L’enseignant comme médiateur du temps.

             L’immédiat c’est ce qui est "sans médiation". Et nos élèves sont souvent dans l’immédiat. "Tout, tout de suite"! Des résultats sans travail! L’immédiat c’est ce qui est dans le réactionnel c’est-à-dire dans l’émotion; c’est ce que cherchent à provoquer le plus souvent les "médias"!

             L’immédiat c’est notre réaction devant toute nouvelle proposition:" je suis débordé(e)"! Nous nous fermons ainsi des portes à des activités qui nous auraient intéressé(e) alors qu’après réflexion nous pourrions probablement y répondre positivement, quitte ensuite à faire des choix pour en avoir le temps.

             Notre rôle d’enseignant pourrait être celui de médiateur du temps, c’est-à-dire celui qui serait capable de provoquer "la rupture de l’instantanéité", qui pourrait introduire le temps là où l’immédiat est prégnant. Poser un "silence" (une coupure) dans son discours est parfois très efficace. J’ai été fort étonné qu’on me rapporte, dix ans plus tard, avoir été très impressionné par un silence d’une minute que j’avais posé au cours d’une de mes conférences!

  <<A mon groupe d’élèves je pose une question; tout de suite l’un d’entre eux veut répondre, je l’arrête et leur dis "on réfléchit 3 minutes". Après je récolte les réponses, au besoin en interrogeant certains "as-tu eu des idées?"; cette coupure permet que ce ne soit pas toujours les mêmes qui répondent, cela donne une chance aux autres. Par la suite les gamins eux-mêmes me disent "on réfléchit". Ils ont intégré ce ralentissement qui permet la réflexion.>>

Le temps n’est plus alors "surmoïque" mais devient porteur de "limites".

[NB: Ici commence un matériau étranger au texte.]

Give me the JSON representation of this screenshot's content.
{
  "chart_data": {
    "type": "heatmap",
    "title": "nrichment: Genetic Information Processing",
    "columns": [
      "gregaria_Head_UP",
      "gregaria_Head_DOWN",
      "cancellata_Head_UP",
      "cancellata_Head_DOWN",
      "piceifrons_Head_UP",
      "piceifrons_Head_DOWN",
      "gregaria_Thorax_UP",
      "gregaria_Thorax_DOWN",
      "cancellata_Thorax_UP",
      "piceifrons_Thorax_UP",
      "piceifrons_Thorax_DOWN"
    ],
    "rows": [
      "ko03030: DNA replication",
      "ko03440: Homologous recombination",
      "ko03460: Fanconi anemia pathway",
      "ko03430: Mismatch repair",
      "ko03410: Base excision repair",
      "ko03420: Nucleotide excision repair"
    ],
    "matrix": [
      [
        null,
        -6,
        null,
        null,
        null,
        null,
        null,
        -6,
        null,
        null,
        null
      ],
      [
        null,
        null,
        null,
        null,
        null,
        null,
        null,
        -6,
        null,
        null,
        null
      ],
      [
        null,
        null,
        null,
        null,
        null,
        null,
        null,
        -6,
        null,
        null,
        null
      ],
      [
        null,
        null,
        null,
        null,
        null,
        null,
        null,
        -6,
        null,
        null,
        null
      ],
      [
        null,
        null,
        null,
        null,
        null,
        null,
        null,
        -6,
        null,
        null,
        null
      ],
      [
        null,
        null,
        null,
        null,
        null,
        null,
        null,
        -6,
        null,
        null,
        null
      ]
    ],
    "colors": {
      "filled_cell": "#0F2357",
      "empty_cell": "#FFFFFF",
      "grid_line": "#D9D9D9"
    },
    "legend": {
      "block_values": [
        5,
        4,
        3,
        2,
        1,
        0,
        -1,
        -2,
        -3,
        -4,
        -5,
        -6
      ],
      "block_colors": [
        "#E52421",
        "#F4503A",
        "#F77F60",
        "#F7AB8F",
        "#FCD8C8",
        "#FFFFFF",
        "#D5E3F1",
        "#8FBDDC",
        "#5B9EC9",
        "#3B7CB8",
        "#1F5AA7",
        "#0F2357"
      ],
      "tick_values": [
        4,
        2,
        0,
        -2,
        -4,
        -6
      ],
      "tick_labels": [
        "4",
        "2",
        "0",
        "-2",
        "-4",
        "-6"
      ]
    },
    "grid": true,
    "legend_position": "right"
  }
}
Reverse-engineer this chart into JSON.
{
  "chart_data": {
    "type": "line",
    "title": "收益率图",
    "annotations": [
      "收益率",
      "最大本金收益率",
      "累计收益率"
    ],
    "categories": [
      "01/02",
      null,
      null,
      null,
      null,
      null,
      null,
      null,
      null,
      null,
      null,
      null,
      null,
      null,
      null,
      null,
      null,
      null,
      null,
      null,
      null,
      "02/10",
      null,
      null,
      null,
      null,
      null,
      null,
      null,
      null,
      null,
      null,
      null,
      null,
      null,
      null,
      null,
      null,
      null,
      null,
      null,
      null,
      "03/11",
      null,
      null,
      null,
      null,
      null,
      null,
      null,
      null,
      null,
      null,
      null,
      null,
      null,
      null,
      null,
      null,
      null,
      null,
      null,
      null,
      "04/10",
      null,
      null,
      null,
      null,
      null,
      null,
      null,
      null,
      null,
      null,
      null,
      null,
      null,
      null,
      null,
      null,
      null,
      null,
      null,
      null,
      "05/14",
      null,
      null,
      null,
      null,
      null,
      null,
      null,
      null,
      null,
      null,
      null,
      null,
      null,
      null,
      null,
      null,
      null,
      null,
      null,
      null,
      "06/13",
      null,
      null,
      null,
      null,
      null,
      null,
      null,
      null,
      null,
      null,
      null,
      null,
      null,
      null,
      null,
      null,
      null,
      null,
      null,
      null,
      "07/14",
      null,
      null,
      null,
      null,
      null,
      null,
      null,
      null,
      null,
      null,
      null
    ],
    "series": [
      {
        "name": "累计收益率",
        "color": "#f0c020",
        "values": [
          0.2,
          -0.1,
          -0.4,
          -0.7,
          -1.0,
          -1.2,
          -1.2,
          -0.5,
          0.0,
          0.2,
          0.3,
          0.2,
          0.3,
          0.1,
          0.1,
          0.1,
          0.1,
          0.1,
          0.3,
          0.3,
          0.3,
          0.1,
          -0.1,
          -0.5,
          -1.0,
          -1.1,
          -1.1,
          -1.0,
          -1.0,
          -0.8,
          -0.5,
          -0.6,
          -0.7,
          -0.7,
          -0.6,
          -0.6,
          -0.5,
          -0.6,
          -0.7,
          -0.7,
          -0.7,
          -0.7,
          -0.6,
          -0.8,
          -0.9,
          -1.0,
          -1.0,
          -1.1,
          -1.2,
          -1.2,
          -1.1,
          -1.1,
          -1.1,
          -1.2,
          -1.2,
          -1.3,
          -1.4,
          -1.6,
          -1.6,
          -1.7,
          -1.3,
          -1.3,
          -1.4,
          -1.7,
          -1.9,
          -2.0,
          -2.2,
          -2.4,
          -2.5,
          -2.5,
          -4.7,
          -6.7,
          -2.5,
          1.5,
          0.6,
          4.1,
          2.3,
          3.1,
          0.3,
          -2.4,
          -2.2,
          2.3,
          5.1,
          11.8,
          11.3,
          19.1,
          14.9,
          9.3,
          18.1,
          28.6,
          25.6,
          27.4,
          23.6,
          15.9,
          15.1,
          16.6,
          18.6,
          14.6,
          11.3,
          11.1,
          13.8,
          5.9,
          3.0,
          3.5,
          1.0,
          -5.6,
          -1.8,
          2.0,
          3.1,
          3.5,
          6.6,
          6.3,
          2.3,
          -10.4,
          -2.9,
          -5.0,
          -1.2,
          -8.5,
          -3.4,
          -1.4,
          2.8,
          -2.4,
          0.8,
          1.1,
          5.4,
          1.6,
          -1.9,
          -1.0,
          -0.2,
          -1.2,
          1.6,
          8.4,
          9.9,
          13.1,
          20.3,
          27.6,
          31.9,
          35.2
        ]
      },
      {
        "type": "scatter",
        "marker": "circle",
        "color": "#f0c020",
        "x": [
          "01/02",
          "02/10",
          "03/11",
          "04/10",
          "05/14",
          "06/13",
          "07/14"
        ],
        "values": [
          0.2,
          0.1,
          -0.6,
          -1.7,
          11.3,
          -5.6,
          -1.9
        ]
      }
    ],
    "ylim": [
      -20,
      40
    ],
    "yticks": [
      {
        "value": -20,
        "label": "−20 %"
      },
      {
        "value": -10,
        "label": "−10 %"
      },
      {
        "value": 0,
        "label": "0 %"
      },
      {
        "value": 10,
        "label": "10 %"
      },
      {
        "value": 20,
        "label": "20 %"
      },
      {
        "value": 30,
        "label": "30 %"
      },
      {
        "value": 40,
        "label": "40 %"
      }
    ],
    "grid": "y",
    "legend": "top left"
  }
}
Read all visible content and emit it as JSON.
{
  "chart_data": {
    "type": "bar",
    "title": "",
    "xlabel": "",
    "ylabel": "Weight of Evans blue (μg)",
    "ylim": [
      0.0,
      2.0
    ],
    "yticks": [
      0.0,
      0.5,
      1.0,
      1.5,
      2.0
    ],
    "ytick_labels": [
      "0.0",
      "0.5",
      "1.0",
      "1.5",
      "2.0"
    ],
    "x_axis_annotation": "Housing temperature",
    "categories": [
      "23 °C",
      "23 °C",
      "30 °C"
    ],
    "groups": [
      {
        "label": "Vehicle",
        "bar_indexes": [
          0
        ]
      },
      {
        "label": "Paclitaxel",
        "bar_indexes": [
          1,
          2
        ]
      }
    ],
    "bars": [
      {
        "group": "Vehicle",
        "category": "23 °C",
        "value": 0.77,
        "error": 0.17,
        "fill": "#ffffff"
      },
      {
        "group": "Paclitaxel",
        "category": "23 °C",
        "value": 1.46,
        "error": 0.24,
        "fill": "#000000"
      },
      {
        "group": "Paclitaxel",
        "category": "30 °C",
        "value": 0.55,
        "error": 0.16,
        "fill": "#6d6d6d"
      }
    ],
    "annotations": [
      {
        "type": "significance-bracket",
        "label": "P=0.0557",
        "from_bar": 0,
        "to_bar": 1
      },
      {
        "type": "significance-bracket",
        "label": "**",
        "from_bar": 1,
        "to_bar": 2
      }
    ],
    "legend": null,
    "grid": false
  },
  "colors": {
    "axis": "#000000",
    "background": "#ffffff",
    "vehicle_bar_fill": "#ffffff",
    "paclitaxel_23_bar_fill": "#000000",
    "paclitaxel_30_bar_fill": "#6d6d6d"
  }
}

             L’enseignant a continuellement à "poser" des limites, à fixer des limites supportables par l’autre:

             A quelle date rendre le devoir; à quelle heure se terminera l’interrogation; dans combien de temps le devoir sera-t-il corrigé; Quand la cloche ou la sonnerie sonne comment réagir? combien de temps passer sur telle partie du programme; Quel temps d’échange accorder à ce jeune, à ce parent pour l’orientation d’un élève? Fixer la fin d’une réunion et respecter cette fin; Acceptons-nous de prendre le temps de nous former (faire une coupure, avoir une vision à moyen ou long terme) même si cela entraîne des heures "perdues" (vision à court terme) pour nos élèves?

A travers toutes ces décisions se modèlent notre rapport au temps, notre façon de médiatiser le temps pour les élèves.